Havada uçuşan hakaretler, aşağılayan cümleler, sürekli yüksek perdeden, haykırırcasına bir ses tonu hatta küfürler… Siyasetçilerin pek çoğumuzu kilometrelerce öteye iten bu konuşma tarzları, ne işlerine yarıyor olabilir?
Sizi bazı konularda ikna etmesi ve onu desteklemenizi sağlaması gereken bir insanla sohbet ettiğinizi hayal edin. Size derdini anlatırken sesi giderek yükselse, bağırmaya, gergin ve agresif bir dil kullanmaya, karşıt bir fikir sunduğunuzda hakaret etmeye, sizi aşağılamaya başlasa ne yapardınız?
Bu soruya ‘güzel güzel dinlemeye devam eder, hatta anlattıklarına daha hızlı ikna olurdum‘ diyecek var mıdır, bilemem. Ancak bu senaryo sıradan bir sohbet esnasında değil de kalabalık bir miting alanında ya da bol izleyicili bir programda yaşanınca anlaşılan o ki bir noktada işe yarıyor…
Siyasetçiler bu gergin ve kaba dile sıkça başvuruyor; bu iletişim dili kitlelerce de kabul görüyor üstelik… İnsan ister istemez nedenini, nasılını merak ediyor
Tabii ki bu sorunun cevabını bilim insanları da düşünmüş ve pek çok araştırma yapmışlar. Bu araştırmalara göre cevap insan psikolojisinde saklı…

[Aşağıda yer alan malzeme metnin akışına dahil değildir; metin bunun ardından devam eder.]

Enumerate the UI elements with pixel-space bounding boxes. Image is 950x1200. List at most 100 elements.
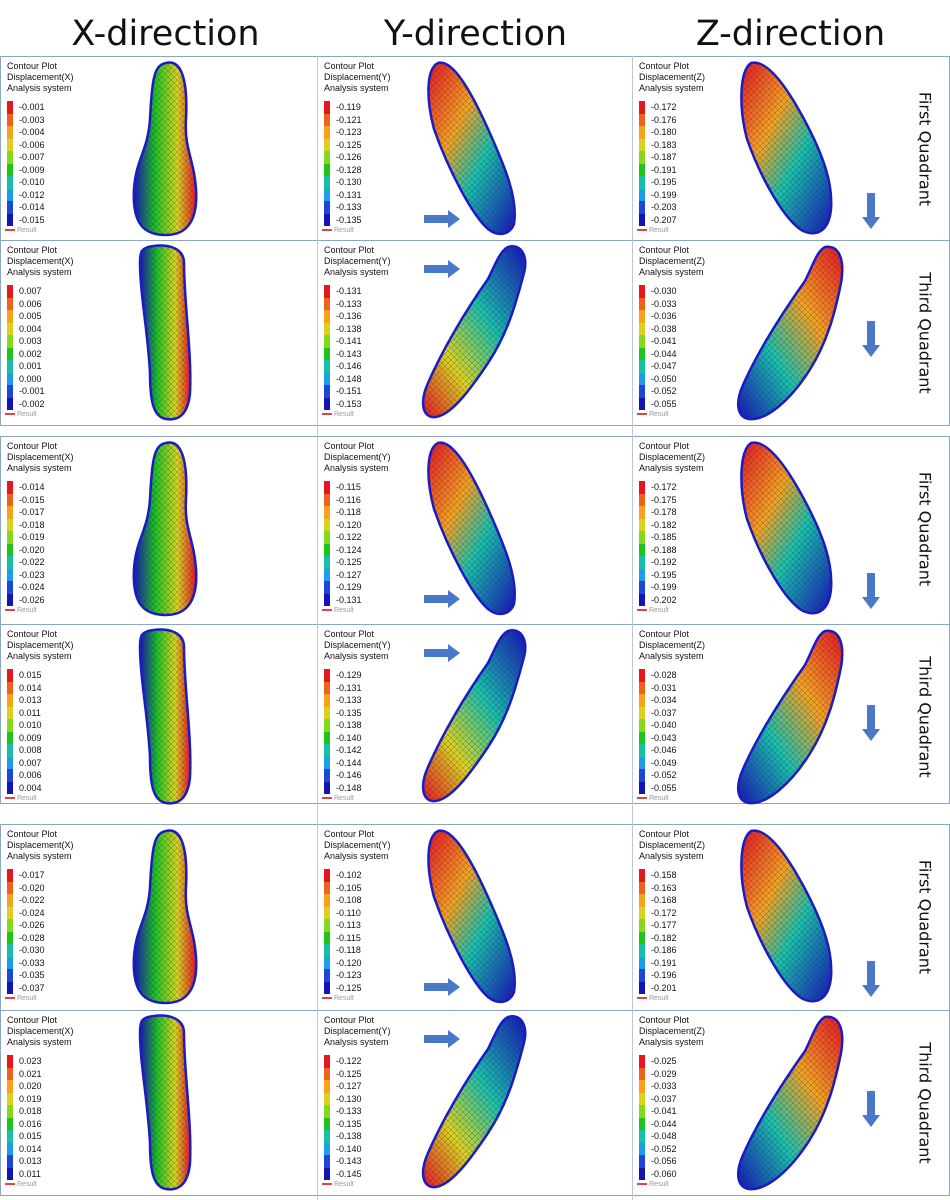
legend-value: 0.020	[19, 1081, 42, 1092]
wireframe-mesh	[741, 62, 832, 234]
legend-entry: -0.017	[7, 506, 45, 519]
legend-swatch	[7, 568, 13, 581]
legend-value: -0.044	[651, 348, 677, 359]
contour-plot-panel: Contour Plot Displacement(Z) Analysis syst…	[633, 825, 948, 1008]
legend-entry: -0.192	[639, 556, 677, 569]
tooth-contour-model	[132, 441, 198, 617]
legend-swatch	[639, 681, 645, 694]
legend-value: 0.005	[19, 311, 42, 322]
legend-swatch	[7, 1130, 13, 1143]
displacement-label: Displacement(X)	[7, 1026, 74, 1036]
color-legend: 0.007 0.006 0.005 0.004 0.003 0.002 0.001 0.000…	[7, 285, 45, 410]
legend-value: -0.175	[651, 494, 677, 505]
legend-value: -0.115	[336, 932, 361, 943]
color-legend: -0.158 -0.163 -0.168 -0.172 -0.177 -0.182 -0.1…	[639, 869, 677, 994]
tooth-contour-model	[421, 1015, 527, 1189]
legend-swatch	[7, 310, 13, 323]
legend-entry: -0.126	[324, 151, 362, 164]
contour-plot-panel: Contour Plot Displacement(Z) Analysis syst…	[633, 241, 948, 424]
color-legend: -0.129 -0.131 -0.133 -0.135 -0.138 -0.140 -0.1…	[324, 669, 362, 794]
legend-swatch	[324, 1067, 330, 1080]
contour-plot-panel: Contour Plot Displacement(X) Analysis syst…	[1, 241, 316, 424]
legend-swatch	[324, 310, 330, 323]
plot-title: Contour Plot	[324, 829, 375, 839]
legend-entry: 0.014	[7, 681, 42, 694]
legend-entry: -0.146	[324, 769, 362, 782]
legend-entry: -0.131	[324, 188, 362, 201]
legend-entry: -0.172	[639, 101, 677, 114]
legend-swatch	[639, 213, 645, 226]
plot-title: Contour Plot	[639, 441, 690, 451]
analysis-label: Analysis system	[324, 463, 389, 473]
legend-value: -0.168	[651, 895, 677, 906]
plot-title: Contour Plot	[324, 1015, 375, 1025]
legend-entry: -0.026	[7, 919, 45, 932]
legend-value: -0.028	[651, 670, 677, 681]
legend-entry: -0.196	[639, 969, 677, 982]
legend-swatch	[324, 981, 330, 994]
legend-swatch	[7, 201, 13, 214]
legend-swatch	[7, 176, 13, 189]
legend-swatch	[7, 543, 13, 556]
legend-value: -0.001	[19, 386, 45, 397]
legend-entry: -0.177	[639, 919, 677, 932]
plot-info: Contour Plot Displacement(X) Analysis syst…	[7, 245, 74, 278]
legend-swatch	[324, 1055, 330, 1068]
plot-title: Contour Plot	[7, 629, 58, 639]
legend-swatch	[7, 919, 13, 932]
legend-swatch	[639, 744, 645, 757]
result-label: Result	[334, 795, 354, 802]
legend-entry: -0.172	[639, 906, 677, 919]
legend-swatch	[324, 744, 330, 757]
legend-swatch	[639, 151, 645, 164]
legend-value: 0.011	[19, 1168, 41, 1179]
row-divider	[0, 1010, 950, 1011]
axis-triad-icon: Result	[637, 411, 669, 418]
legend-entry: -0.044	[639, 1117, 677, 1130]
plot-info: Contour Plot Displacement(X) Analysis syst…	[7, 829, 74, 862]
tooth-contour-model	[138, 1014, 192, 1191]
legend-swatch	[7, 931, 13, 944]
wireframe-mesh	[133, 442, 197, 615]
legend-swatch	[7, 894, 13, 907]
legend-value: -0.138	[336, 720, 362, 731]
axis-triad-icon: Result	[322, 607, 354, 614]
analysis-label: Analysis system	[7, 651, 72, 661]
legend-swatch	[639, 335, 645, 348]
legend-value: -0.041	[651, 1106, 677, 1117]
tooth-contour-model	[740, 829, 833, 1003]
legend-entry: -0.038	[639, 322, 677, 335]
color-legend: 0.023 0.021 0.020 0.019 0.018 0.016 0.015 0.014…	[7, 1055, 42, 1180]
legend-swatch	[7, 297, 13, 310]
legend-value: -0.030	[19, 945, 45, 956]
result-label: Result	[17, 795, 37, 802]
legend-entry: -0.130	[324, 176, 362, 189]
wireframe-mesh	[140, 245, 191, 420]
axis-triad-icon: Result	[5, 607, 37, 614]
legend-value: -0.143	[336, 1156, 362, 1167]
legend-value: -0.119	[336, 102, 361, 113]
legend-entry: -0.188	[639, 543, 677, 556]
wireframe-mesh	[741, 442, 832, 614]
column-divider	[317, 56, 318, 1200]
plot-title: Contour Plot	[324, 441, 375, 451]
legend-entry: -0.124	[324, 543, 362, 556]
legend-swatch	[324, 397, 330, 410]
plot-title: Contour Plot	[324, 245, 375, 255]
legend-entry: -0.001	[7, 385, 45, 398]
analysis-label: Analysis system	[324, 851, 389, 861]
displacement-label: Displacement(Y)	[324, 72, 391, 82]
legend-swatch	[639, 201, 645, 214]
legend-swatch	[639, 881, 645, 894]
legend-entry: -0.119	[324, 101, 362, 114]
legend-value: -0.176	[651, 114, 677, 125]
color-legend: 0.015 0.014 0.013 0.011 0.010 0.009 0.008 0.007…	[7, 669, 42, 794]
legend-swatch	[639, 593, 645, 606]
legend-swatch	[639, 756, 645, 769]
legend-swatch	[324, 385, 330, 398]
legend-swatch	[7, 385, 13, 398]
legend-value: -0.029	[651, 1068, 677, 1079]
header-y-direction: Y-direction	[383, 14, 568, 54]
result-label: Result	[334, 607, 354, 614]
legend-value: -0.015	[19, 214, 45, 225]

Anlamak için önce şuna cevap verelim; bir insan neden agresifleşir, küfür eder ve kaba konuşur?
Aslında cevap basit. Kızgınsak, öfkeliysek, haksızlığa uğramış hissediyorsak dilimizi kontrol etmede güçlük çeker ve kabalaşabiliriz. Küfür etmek ve agresif bir dille kaba konuşmak her ne kadar doğru bir davranış olmasa da, tamamen duygularımızla ilişkilidir ve ‘gerçek bir tepki’dir.
İşte bu da, bu tür bir iletişim dilini kullanan siyasilerin işine yarayan kısım aslında. Çünkü onu dinleyen ve ortak görüşleri paylaşan insanlar, duydukları kelimeler arasına karışan küfürleri ve iletişimin genel tavrını ‘haklı olduğundan emin olan, haksızlığa uğradığı için öfkeli’ birinin ağzından çıkan, duygulara dayanan gerçek tepkiler olarak değerlendiriyorlar. Daha rahat empati kurup sinirlendikleri bir konuya onunla birlikte sinirlenen siyasetçiye kendilerini daha yakın hissediyorlar.
Ayrıca yapılan araştırmalar gösteriyor ki bu türden bir iletişim dili, siyasetçilerin söylemlerini daha güçlü hale getirebiliyor.
Fakat konu ikna etmeye gelince işin rengi değişiyor;
Çünkü siyaseten karşısında durulan bir fikrin bir de üstüne uygunsuz bir dille, hararetle ve öfkeyle savunulması, dinleyip anlayarak orta noktada buluşulabilmesi ihtimalini ortadan kaldırıyor. Bu kez tam tersi bir etkiyle mesajın inandırıcılığı kalmıyor; mesele ne anlatıldığından çok nasıl anlatıldığı oluyor.
Ayrıca bu kaba ve öfkeli dil ile kullanılan küfürler ve hakaretler, ayrıştırıcı bir dil olarak yorumlanıyor haliyle. Bu da kutuplaşmaları artırıyor; ayrıca toplumun kimi kesimleri için hakarete varan ifadeler, sınıfsal, ırksal ve cinsiyete dayalı ayrımcılığa vararak işi giderek daha kötü hale getiriyor.
Günümüz ‘siz-biz’ siyasetinin bu dili bolca kullanması, amacın ikna ya da uzlaşma değil, duygu sömürüsü ile haklılığa inandırma çabasından ibaret olduğunu gözler önüne seriyor…
Ancak unutulmamalı ki, milyarlarca insanın yaşadığı bu gezegende, hele de toplumsal ve sosyal konularda tek bir doğrudan ve tek bir haklıdan bahsetmek mümkün değil. Bu da bize kavgacı değil kapsayıcı olmanın neden bu kadar önemli olduğunu gösteriyor.
Tarafların kavgaya tutuşmadığı, toplumsal sorunların donanımlı politikacılarca çözüm odaklı tartışmalara konu olacağı, hakaretin, küfrün ve bağırış çağırışların azalarak biteceği bir gelecek temenni ediyor; bu muamelelere sürekli maruz kalan insanlar olarak biraz huzur diliyoruz.